Despite all the ingenuity, this is an absolute failure from a storytelling standpoint. So much so, it gets incredibly irritating. Besson’s screenplay utterly fails at giving the audience reasons why they should care about any of the characters. Before the heavily expository speech dumps in the third act, he never answers the how, what and why of each scene. What are we rooting for? What are the stakes of their quest? Why isn’t the execution of these ideas better?
While the overarching story can be simplified, as a whole, the way it’s told and laid out is terribly unwieldy. The filmmakers treat the plot as an unfolding mystery when it’s very clear who the corrupt person is and who is seeking payback. Many times our main characters are trailing far behind what we already know.
Narratively, a lot of this is nonsense. Action sequences don’t yield character-driven resonance. The chase through the Big Market may be there to show us how these two function within their dysfunction, but it becomes plodding. More time is eaten up throughout, made most egregious with the Fake Jabba character (voiced by John Goodman) threatening a return that never materializes. Thematic sentiments about collateral damage, genocide, ecology and the consequence and futility of war are integrated softly, but they are both achingly underdeveloped and overdeveloped. It also seems massively silly to be talking about such seriousness given the nonsense that overtakes the picture, but, you know, welcome to Besson’s madness. This is why he’s endearing.
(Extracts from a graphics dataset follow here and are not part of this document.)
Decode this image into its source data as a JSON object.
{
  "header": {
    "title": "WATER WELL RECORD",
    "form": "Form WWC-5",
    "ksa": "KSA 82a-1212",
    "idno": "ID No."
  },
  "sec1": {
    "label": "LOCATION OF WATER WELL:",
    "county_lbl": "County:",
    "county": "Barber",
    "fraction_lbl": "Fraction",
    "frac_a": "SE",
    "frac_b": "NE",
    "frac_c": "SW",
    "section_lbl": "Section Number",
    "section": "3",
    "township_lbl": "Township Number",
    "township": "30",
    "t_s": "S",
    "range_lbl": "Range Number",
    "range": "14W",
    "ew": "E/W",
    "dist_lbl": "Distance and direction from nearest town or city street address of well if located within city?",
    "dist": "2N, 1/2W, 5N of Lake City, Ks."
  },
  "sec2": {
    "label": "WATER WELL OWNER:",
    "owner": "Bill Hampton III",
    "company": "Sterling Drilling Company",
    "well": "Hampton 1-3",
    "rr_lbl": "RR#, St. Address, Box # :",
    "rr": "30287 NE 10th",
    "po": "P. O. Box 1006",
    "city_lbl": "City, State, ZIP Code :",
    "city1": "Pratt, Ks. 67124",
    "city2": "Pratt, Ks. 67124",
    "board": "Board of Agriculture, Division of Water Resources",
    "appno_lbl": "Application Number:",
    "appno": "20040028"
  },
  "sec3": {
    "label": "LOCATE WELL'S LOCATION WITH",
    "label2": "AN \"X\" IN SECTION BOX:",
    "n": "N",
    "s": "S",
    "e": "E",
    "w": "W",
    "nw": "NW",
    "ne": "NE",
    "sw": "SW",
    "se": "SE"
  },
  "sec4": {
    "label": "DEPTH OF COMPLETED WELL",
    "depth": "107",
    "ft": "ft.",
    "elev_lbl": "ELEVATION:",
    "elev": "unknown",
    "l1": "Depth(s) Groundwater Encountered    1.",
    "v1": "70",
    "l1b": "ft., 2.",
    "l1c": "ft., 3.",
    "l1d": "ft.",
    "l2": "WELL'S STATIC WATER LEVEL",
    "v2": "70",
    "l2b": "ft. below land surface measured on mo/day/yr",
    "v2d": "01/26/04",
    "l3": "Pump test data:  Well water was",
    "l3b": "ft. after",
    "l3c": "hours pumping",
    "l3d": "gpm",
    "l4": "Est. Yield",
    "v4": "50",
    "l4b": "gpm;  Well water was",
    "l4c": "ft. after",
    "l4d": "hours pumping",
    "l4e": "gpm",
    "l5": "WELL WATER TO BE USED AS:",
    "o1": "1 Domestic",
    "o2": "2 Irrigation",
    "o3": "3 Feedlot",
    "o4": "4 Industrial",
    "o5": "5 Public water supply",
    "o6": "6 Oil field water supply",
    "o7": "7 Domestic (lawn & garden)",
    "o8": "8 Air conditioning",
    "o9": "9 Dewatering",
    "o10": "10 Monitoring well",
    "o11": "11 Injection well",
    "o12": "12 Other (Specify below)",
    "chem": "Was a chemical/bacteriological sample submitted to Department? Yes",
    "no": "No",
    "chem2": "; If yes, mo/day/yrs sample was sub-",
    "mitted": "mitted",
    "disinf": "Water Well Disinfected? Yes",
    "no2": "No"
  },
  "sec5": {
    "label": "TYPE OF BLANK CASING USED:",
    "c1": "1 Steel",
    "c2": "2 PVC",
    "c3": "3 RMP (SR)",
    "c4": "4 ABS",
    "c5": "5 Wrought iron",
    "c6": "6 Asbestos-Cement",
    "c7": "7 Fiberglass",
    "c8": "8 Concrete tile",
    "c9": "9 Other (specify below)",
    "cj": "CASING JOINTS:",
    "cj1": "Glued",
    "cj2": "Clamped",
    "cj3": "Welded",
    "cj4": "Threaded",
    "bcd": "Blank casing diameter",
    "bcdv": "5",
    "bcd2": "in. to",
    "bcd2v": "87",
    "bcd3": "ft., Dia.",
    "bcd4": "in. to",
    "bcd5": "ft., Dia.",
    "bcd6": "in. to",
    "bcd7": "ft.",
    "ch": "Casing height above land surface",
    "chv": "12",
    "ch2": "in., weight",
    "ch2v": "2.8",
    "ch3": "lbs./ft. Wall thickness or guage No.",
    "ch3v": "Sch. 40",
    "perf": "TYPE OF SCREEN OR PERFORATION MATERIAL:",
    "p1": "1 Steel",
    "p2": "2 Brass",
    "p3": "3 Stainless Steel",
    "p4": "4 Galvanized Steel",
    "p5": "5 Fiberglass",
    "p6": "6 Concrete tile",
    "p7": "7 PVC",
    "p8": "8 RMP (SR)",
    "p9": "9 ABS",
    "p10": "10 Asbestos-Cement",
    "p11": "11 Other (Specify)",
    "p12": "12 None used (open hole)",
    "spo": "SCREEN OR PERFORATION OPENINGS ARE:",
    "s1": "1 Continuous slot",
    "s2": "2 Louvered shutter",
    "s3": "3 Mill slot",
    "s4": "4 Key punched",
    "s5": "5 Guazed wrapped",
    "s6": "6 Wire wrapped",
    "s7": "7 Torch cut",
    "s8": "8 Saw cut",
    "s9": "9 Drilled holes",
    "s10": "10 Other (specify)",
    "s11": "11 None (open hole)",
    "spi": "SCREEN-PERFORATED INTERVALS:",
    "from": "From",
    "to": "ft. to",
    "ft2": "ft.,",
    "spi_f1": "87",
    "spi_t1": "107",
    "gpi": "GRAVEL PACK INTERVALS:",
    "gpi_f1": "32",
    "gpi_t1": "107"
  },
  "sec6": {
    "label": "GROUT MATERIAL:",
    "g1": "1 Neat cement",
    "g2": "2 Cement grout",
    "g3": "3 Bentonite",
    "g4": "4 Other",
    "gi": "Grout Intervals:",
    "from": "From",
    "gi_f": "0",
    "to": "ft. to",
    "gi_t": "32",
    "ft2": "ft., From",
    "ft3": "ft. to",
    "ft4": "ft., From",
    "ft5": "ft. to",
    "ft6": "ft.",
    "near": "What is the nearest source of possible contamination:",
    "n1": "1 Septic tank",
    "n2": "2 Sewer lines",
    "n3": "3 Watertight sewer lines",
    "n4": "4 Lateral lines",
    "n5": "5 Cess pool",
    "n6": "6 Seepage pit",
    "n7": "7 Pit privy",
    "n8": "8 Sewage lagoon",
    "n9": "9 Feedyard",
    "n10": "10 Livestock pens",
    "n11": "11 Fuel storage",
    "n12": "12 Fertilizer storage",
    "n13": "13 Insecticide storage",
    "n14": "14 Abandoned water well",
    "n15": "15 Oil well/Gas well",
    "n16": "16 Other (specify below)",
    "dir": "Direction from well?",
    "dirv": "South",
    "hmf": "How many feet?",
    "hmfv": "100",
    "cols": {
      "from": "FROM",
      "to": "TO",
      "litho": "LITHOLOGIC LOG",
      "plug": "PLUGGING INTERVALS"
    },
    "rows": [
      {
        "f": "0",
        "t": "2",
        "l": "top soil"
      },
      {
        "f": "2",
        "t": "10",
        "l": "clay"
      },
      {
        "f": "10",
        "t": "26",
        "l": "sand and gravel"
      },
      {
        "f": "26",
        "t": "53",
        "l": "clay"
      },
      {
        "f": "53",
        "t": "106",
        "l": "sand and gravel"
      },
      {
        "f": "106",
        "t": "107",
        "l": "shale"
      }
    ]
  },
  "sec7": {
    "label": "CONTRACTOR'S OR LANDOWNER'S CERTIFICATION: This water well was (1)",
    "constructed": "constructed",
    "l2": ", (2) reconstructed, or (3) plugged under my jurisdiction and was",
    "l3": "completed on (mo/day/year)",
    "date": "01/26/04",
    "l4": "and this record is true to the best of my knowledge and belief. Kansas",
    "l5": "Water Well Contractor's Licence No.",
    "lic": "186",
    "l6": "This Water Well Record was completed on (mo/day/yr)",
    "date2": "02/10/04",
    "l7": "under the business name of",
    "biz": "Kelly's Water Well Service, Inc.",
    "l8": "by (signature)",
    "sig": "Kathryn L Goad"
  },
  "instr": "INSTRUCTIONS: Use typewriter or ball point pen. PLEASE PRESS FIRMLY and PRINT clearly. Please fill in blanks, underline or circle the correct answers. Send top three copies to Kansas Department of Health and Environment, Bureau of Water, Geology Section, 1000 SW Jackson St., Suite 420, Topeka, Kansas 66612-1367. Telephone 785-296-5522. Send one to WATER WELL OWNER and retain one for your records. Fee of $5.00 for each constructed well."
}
Another thing VALERIAN has working against it are the two leads. Not only does the poor material not afford them fleshed-out, three-dimensional characters, but the character traits exhibited don’t work at all. There are no standout hero moments for either of the characters, though I suppose the pair are on equal ground as Laureline is – albeit briefly (roughly five minutes) – tasked with “rescuing” Valerian. Then Valerian must turn around and rescue her, which takes up a much larger portion of the film.
DeHaan, who I think is a decent talent in other films, is wildly miscast. It’s clear he’s putting forth his best Han Solo impression, but in his hands, it comes across as weird and smarmy. When it comes to his character, Besson’s adaptation does a lot of telling and not showing – so we never see nor feel the weight of his womanizing and repentance. Delevingne, who assuredly has beauty and some cinematic charisma, is marginally better in the unattainable Princess Leia role. Truth be told though, she’s got zero chemistry with DeHaan. Their casting seems unusual given neither of them are names that, to use the studio executive parlance of our time, “put asses in seats.” Had this been two French leads – say Romain Duris or Nicolas Duvauchelle and Alice Pol or Sara Forestier – their relationship would be endearingly cheeky fun. As is, their witty repartee doesn’t ignite the necessary sparks.
VALERIAN AND THE CITY OF A THOUSAND PLANETS opens on July 21.